Agora mesmo, como resultado
da concessão da liberdade ao monstro do terror, dois jovens que cumpriam um
dever legal no Serviço Militar Ativo, aspirando a gozar do consumismo nos
Estados Unidos, assaltaram um ônibus, forçaram com o seu impacto uma das portas
de entrada da terminal de vôos nacionais do aeroporto, chegaram até um avião
civil e penetraram nele com reféns, exigindo o deslocamento para o território
norte-americano. Dias antes, assassinaram um soldado que estava de plantão para
roubar dois fuzis automáticos e no próprio avião mataram com quatro disparos a
um corajoso oficial, que desarmado e capturado como refém no ônibus tentou
evitar o seqüestro do avião. A impunidade e os benefícios materiais com que se
premia, desde há quase meio século, toda ação violenta contra Cuba, estimula
tais fatos. Há muitos meses que não acontecia nada semelhante. Bastou a
insólita liberação do conhecido terrorista e novamente a morte visitou os
nossos lares. Os autores ainda não foram julgados, porque durante os fatos
ambos foram feridos, um dele pelos disparos que o outro fez dentro do avião,
enquanto lutavam contra o heróico oficial das forças armadas.
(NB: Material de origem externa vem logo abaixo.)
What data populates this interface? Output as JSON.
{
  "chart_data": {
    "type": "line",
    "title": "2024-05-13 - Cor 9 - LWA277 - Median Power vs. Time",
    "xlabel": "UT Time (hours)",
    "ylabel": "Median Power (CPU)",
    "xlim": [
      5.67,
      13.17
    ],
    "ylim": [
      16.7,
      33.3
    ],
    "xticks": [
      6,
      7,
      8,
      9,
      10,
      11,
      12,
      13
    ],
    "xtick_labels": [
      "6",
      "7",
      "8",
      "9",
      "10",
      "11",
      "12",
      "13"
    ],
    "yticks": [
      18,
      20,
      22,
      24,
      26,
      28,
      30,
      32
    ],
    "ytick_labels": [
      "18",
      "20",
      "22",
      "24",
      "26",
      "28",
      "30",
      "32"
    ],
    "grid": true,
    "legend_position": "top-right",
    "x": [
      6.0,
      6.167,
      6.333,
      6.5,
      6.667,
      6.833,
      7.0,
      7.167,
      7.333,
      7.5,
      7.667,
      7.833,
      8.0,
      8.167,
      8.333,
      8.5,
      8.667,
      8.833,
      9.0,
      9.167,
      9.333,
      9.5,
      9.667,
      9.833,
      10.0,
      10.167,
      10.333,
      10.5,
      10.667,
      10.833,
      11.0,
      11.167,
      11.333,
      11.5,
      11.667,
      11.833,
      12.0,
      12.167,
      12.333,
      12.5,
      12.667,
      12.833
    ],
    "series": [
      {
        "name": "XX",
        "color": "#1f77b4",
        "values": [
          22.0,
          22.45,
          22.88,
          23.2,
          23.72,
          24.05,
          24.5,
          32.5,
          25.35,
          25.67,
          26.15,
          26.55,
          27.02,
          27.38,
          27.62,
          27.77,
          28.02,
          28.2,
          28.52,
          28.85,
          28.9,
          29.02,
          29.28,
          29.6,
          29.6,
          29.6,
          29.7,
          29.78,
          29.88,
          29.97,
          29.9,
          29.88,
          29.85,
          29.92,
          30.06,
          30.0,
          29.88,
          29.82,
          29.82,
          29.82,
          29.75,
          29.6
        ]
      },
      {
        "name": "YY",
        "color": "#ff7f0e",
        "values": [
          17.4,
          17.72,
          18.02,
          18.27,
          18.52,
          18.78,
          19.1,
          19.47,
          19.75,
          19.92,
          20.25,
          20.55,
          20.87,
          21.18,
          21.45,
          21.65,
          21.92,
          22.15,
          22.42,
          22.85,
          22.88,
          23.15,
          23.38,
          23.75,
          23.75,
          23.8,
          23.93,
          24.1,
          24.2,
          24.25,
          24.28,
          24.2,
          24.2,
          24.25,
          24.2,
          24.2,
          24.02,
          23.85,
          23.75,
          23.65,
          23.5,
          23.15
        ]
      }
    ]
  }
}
Agora, muitas pessoas
no exterior esperam a reação dos Tribunais e do Conselho de Estado perante de
um povo profundamente indignado com os fatos. Faz falta uma grande dose de
serenidade e sangue frio para encarar tais problemas.
O apocalíptico chefe do
império declarou há mais de cinco anos que as forças dos Estados Unidos deviam
estar prontas para atacar preventiva e por surpresa 60 ou mais países do mundo.
Nada menos que um terço da comunidade internacional. Ao parecer, não lhe bastam
a morte, as torturas e o desterro de milhões de pessoas para se apoderar dos
recursos naturais e os frutos do suor de outros povos.
Enquanto isso, o
impressionante encontro internacional que acaba de realizar-se em Havana
reafirmou em mim uma convicção pessoal: toda idéia sinistra deve ser submetida
às críticas demolidoras sem nenhuma concessão.